It’s been a haunting memory for life: watching my grandmother carefully and painstakingly try to hook her bra with swollen, nearly purple fingers. I can hear her sigh as she misses the hook yet again, I can see her turn the bra from back to front and try to look directly at what she was doing while singing my cousin and I a song or giving us instruction on where to find candy she had hidden in her top dresser drawer.
She looked crippled from wrist to fingertip. That is exactly how I remember her- swollen, claw like hands that just looked stretched beyond comprehension. Skin-tight and taught, the joints bent and curved.
She always took great care to talk to me while fighting with her hooks and buttons. She would look me in the eye and tell me a story, as if nothing were bothering her. Yet even then, when I couldn’t have been more than nine or ten, I knew she was hurting.
I look back now and realize the similarities. Her very round, rosy cheeks. The fingers she could not straighten. The endless hours of sitting next to her while she rested. My grandfather’s devotion to her, getting her whatever she wanted and needed despite years upon years of trials and tribulations, the reality of marriage.
A similarity in which I would normally find comfort sends chills down my spine. Similarities I hope will end soon. While I admire my grandmother, and even named my daughter after her…I need our stories to take different paths.
I found myself last night cooking dinner and talking to my own children. Trying not to let them see me wince as I cut chicken and breaded and baked. It might as well have been a hook, or a button. It might as well have been my grandmother and I in that kitchen. My round, rosy cheeks…my swollen, pained fingers, curled into a ‘c.’
I was her.
And when the kids left the room to play elsewhere, tears rolled freely down my face while I struggled to finish.

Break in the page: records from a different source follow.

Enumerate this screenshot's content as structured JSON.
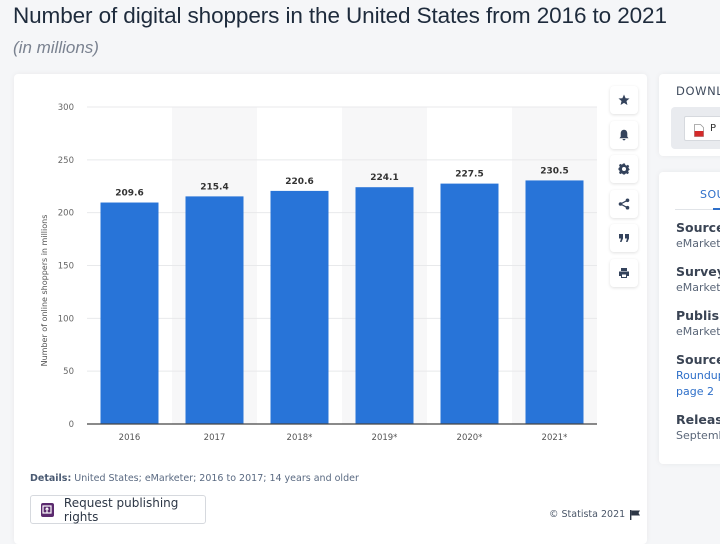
{
  "header": {
    "title": "Number of digital shoppers in the United States from 2016 to 2021",
    "subtitle": "(in millions)"
  },
  "chart_data": {
    "type": "bar",
    "title": "Number of digital shoppers in the United States from 2016 to 2021",
    "subtitle": "(in millions)",
    "categories": [
      "2016",
      "2017",
      "2018*",
      "2019*",
      "2020*",
      "2021*"
    ],
    "values": [
      209.6,
      215.4,
      220.6,
      224.1,
      227.5,
      230.5
    ],
    "value_labels": [
      "209.6",
      "215.4",
      "220.6",
      "224.1",
      "227.5",
      "230.5"
    ],
    "xlabel": "",
    "ylabel": "Number of online shoppers in millions",
    "ylim": [
      0,
      300
    ],
    "yticks": [
      0,
      50,
      100,
      150,
      200,
      250,
      300
    ],
    "grid": true,
    "legend": "none",
    "bar_color": "#2874d8",
    "alternate_column_shading": true
  },
  "toolbar": {
    "buttons": [
      {
        "name": "favorite",
        "icon": "star-icon"
      },
      {
        "name": "notification",
        "icon": "bell-icon"
      },
      {
        "name": "settings",
        "icon": "gear-icon"
      },
      {
        "name": "share",
        "icon": "share-icon"
      },
      {
        "name": "citation",
        "icon": "quote-icon"
      },
      {
        "name": "print",
        "icon": "print-icon"
      }
    ]
  },
  "footer": {
    "details_label": "Details:",
    "details_text": "United States; eMarketer; 2016 to 2017; 14 years and older",
    "publishing_button": "Request publishing rights",
    "copyright": "© Statista 2021"
  },
  "side_panel": {
    "download_title": "DOWNL",
    "pdf_label": "P",
    "sources_tab": "SOU",
    "items": [
      {
        "label": "Source",
        "value": "eMarket"
      },
      {
        "label": "Survey",
        "value": "eMarket"
      },
      {
        "label": "Publish",
        "value": "eMarket"
      },
      {
        "label": "Source",
        "value": "Roundup",
        "value2": "page 2",
        "link": true
      },
      {
        "label": "Release",
        "value": "Septemb"
      }
    ]
  }
}
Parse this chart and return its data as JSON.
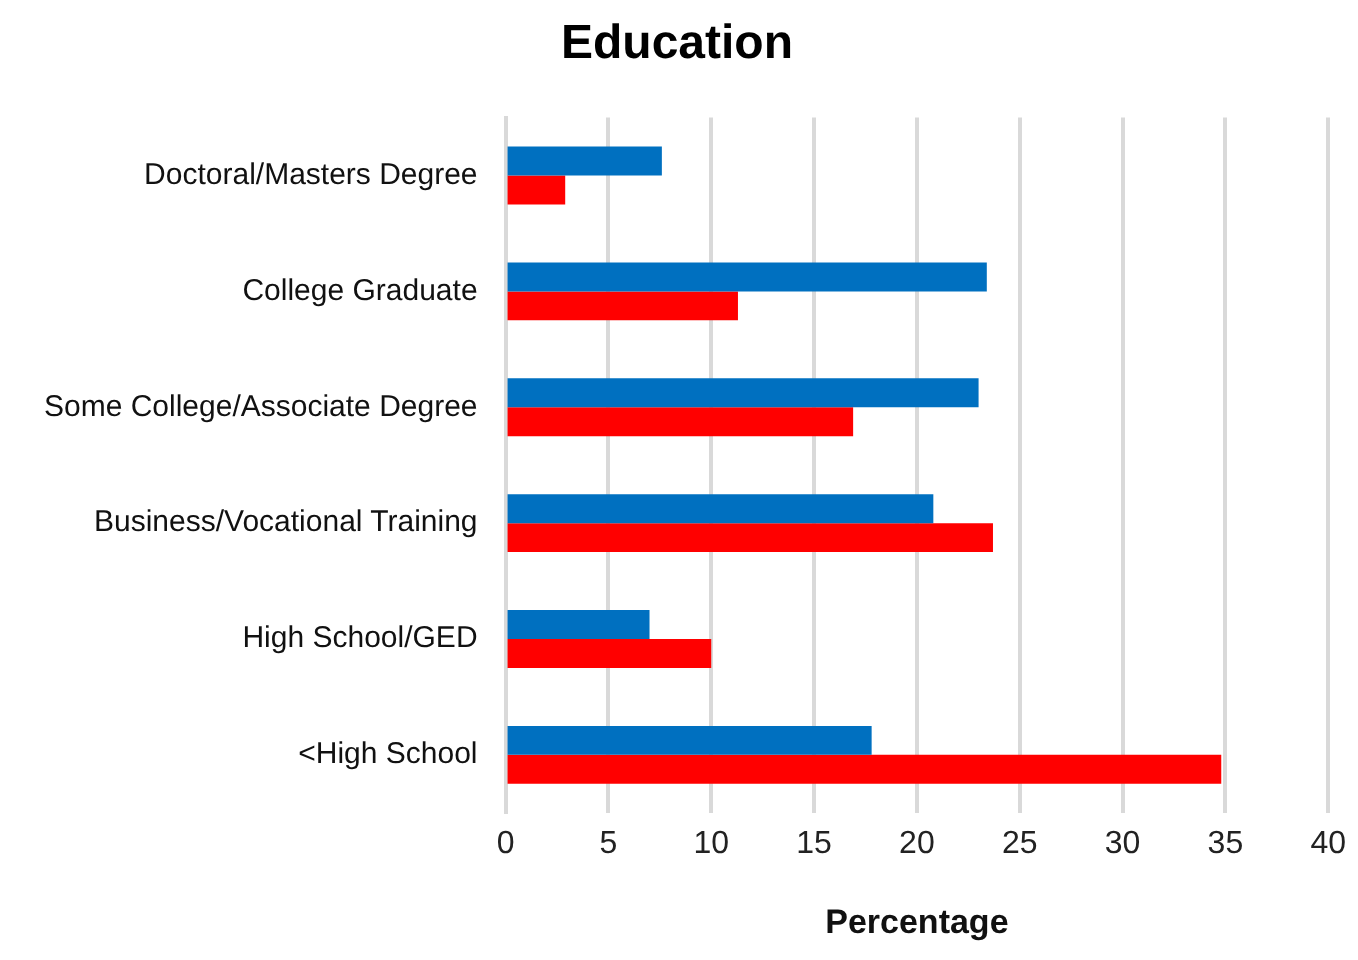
{
  "chart_data": {
    "type": "bar",
    "orientation": "horizontal",
    "title": "Education",
    "xlabel": "Percentage",
    "categories": [
      "Doctoral/Masters Degree",
      "College Graduate",
      "Some College/Associate Degree",
      "Business/Vocational Training",
      "High School/GED",
      "<High School"
    ],
    "series": [
      {
        "color": "#0070c0",
        "values": [
          7.6,
          23.4,
          23.0,
          20.8,
          7.0,
          17.8
        ]
      },
      {
        "color": "#ff0000",
        "values": [
          2.9,
          11.3,
          16.9,
          23.7,
          10.0,
          34.8
        ]
      }
    ],
    "xlim": [
      0,
      40
    ],
    "xticks": [
      0,
      5,
      10,
      15,
      20,
      25,
      30,
      35,
      40
    ],
    "grid": "x",
    "legend": false
  }
}
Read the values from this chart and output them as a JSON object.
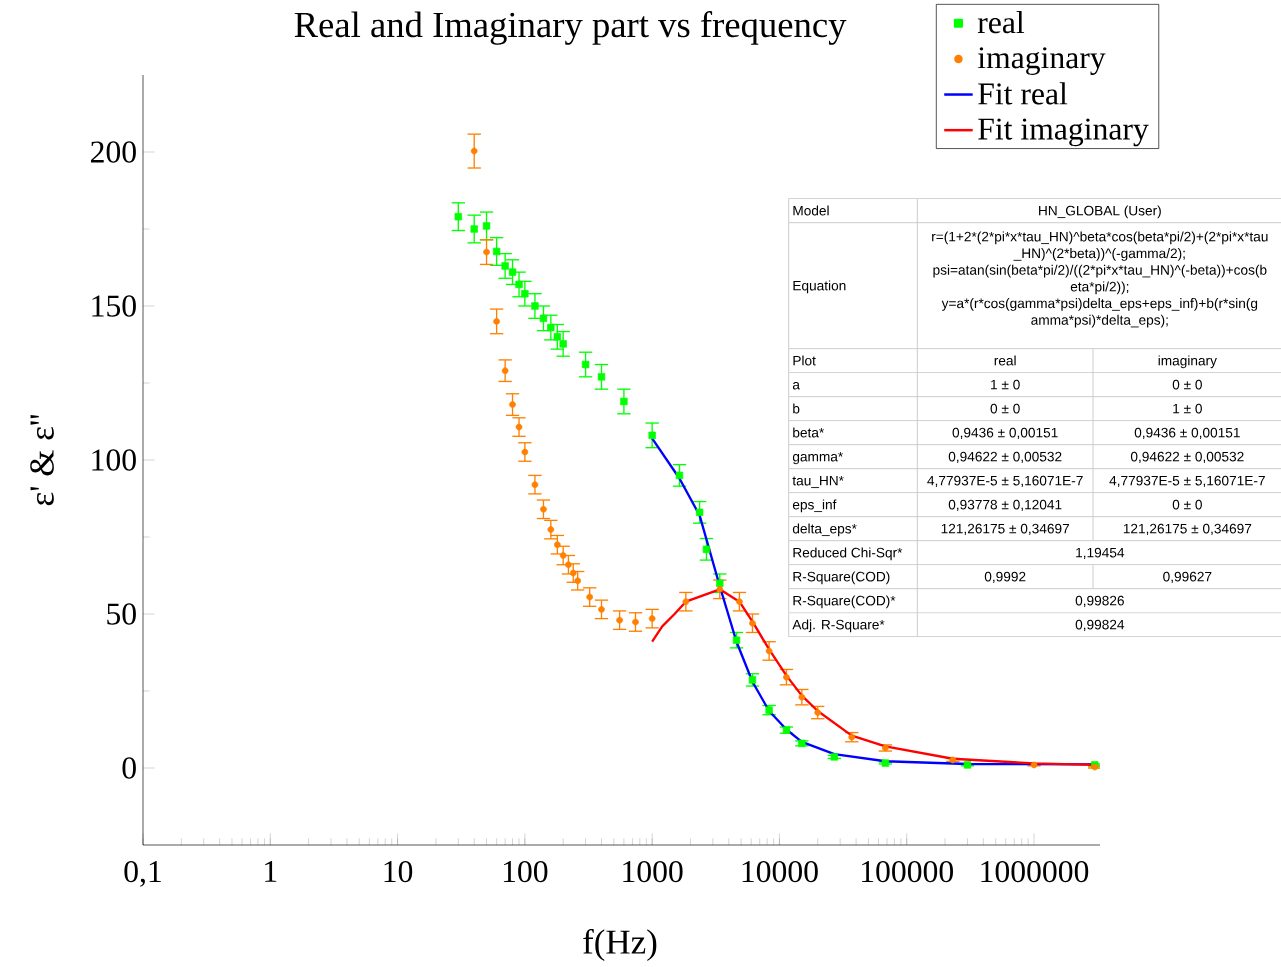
{
  "chart_data": {
    "type": "scatter",
    "title": "Real and Imaginary part vs frequency",
    "xlabel": "f(Hz)",
    "ylabel": "ε' & ε''",
    "log": "x",
    "xlim": [
      0.1,
      3300000
    ],
    "ylim": [
      -25,
      225
    ],
    "xticks": [
      {
        "value": 0.1,
        "label": "0,1"
      },
      1,
      10,
      100,
      1000,
      10000,
      100000,
      1000000
    ],
    "yticks": [
      0,
      50,
      100,
      150,
      200
    ],
    "legend": "top right",
    "series": [
      {
        "name": "real",
        "marker": "square",
        "color": "#00ff00",
        "x": [
          30,
          40,
          50,
          60,
          70,
          80,
          90,
          100,
          120,
          140,
          160,
          180,
          200,
          300,
          400,
          600,
          1000,
          1640,
          2360,
          2670,
          3400,
          4600,
          6140,
          8300,
          11350,
          15000,
          27000,
          68000,
          300000,
          3000000
        ],
        "values": [
          179,
          175,
          176,
          167.7,
          163,
          161,
          157,
          154,
          150,
          146,
          143,
          140,
          137.7,
          131,
          127,
          119,
          108,
          95,
          83,
          71,
          60,
          41.5,
          28.6,
          18.8,
          12.3,
          8,
          3.6,
          1.6,
          1,
          1
        ],
        "errors": [
          4.5,
          4.5,
          4.5,
          4.5,
          4,
          4,
          4,
          4,
          4,
          4,
          4,
          4,
          4,
          4,
          4,
          4,
          4,
          3.5,
          3.5,
          3.5,
          3,
          2.5,
          2,
          1.5,
          1,
          0.8,
          0.5,
          0.3,
          0.3,
          0.3
        ]
      },
      {
        "name": "imaginary",
        "marker": "circle",
        "color": "#ff8000",
        "x": [
          40,
          50,
          60,
          70,
          80,
          90,
          100,
          120,
          140,
          160,
          180,
          200,
          220,
          240,
          260,
          323,
          400,
          555,
          740,
          1000,
          1840,
          3400,
          4850,
          6140,
          8300,
          11350,
          15000,
          20000,
          37000,
          68000,
          230000,
          1000000,
          3000000
        ],
        "values": [
          200.3,
          167.5,
          145,
          129,
          118,
          110.7,
          102.6,
          92,
          84,
          77.4,
          72.5,
          69,
          66,
          63.3,
          60.8,
          55.5,
          51.5,
          48,
          47.4,
          48.5,
          54,
          58,
          54,
          47,
          38,
          29.5,
          23,
          18,
          10,
          6.5,
          2.6,
          1,
          0.3
        ],
        "errors": [
          5.5,
          4,
          4,
          3.5,
          3.5,
          3,
          3,
          3,
          3,
          3,
          3,
          3,
          3,
          3,
          3,
          3,
          3,
          3,
          3,
          3,
          3,
          3,
          3,
          3,
          3,
          2.5,
          2.5,
          2,
          1.5,
          1,
          0.5,
          0.3,
          0.3
        ]
      },
      {
        "name": "Fit real",
        "type": "line",
        "marker": "none",
        "color": "#0000ff",
        "x": [
          1000,
          1640,
          2360,
          3400,
          4600,
          6140,
          8300,
          11350,
          15000,
          27000,
          68000,
          300000,
          3000000
        ],
        "values": [
          107,
          94,
          82,
          59,
          41,
          28,
          18.5,
          12.5,
          8.5,
          4.5,
          2.2,
          1.3,
          1.2
        ]
      },
      {
        "name": "Fit imaginary",
        "type": "line",
        "marker": "none",
        "color": "#ff0000",
        "x": [
          1000,
          1200,
          1500,
          1840,
          3400,
          4850,
          6140,
          8300,
          11350,
          15000,
          20000,
          37000,
          68000,
          230000,
          1000000,
          3000000
        ],
        "values": [
          41,
          46,
          50,
          54,
          58,
          54,
          47.5,
          38.5,
          30,
          23.5,
          18.5,
          10.5,
          7,
          3,
          1.5,
          1
        ]
      }
    ],
    "annotations": [
      "Model",
      "HN_GLOBAL (User)",
      "Equation",
      "r=(1+2*(2*pi*x*tau_HN)^beta*cos(beta*pi/2)+(2*pi*x*tau",
      "_HN)^(2*beta))^(-gamma/2);",
      "psi=atan(sin(beta*pi/2)/((2*pi*x*tau_HN)^(-beta))+cos(b",
      "eta*pi/2));",
      "y=a*(r*cos(gamma*psi)*delta_eps+eps_inf)+b*(r*sin(g",
      "amma*psi)*delta_eps);",
      "Plot",
      "real",
      "imaginary",
      "a",
      "1 ± 0",
      "0 ± 0",
      "b",
      "0 ± 0",
      "1 ± 0",
      "beta*",
      "0,9436 ± 0,00151",
      "0,9436 ± 0,00151",
      "gamma*",
      "0,94622 ± 0,00532",
      "0,94622 ± 0,00532",
      "tau_HN*",
      "4,77937E-5 ± 5,16071E-7",
      "4,77937E-5 ± 5,16071E-7",
      "eps_inf",
      "0,93778 ± 0,12041",
      "0 ± 0",
      "delta_eps*",
      "121,26175 ± 0,34697",
      "121,26175 ± 0,34697",
      "Reduced Chi-Sqr*",
      "1,19454",
      "R-Square(COD)",
      "0,9992",
      "0,99627",
      "R-Square(COD)*",
      "0,99826",
      "Adj. R-Square*",
      "0,99824"
    ]
  }
}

Grandma, I love you. I just can’t be like you. I will win where your doctor’s failed. And I will continue, where you left off. I hate that I now understand the pain and I hate how hard you must have tried to not show it to me. But I will take this genetic burden and lift it for us both, so that my granddaughter is immune and ignorant to what we’ve endured. This will end with me and we’ll be the only two who know. Her partner will not fret with the doctor over which experimental medication to try next. Her children won’t see her cringe as she tries to get out of bed. And she will not carry with her the vivid memories of simple tasks, like her grandmother trying to hook a bra. I wish you were here so that I may ask you your tricks in getting through the day. I wish you were here so that we may commiserate together over ailments and pain. But even more than that, I wish you were here so that I could help you hook that stupid hook, and you help me hook mine.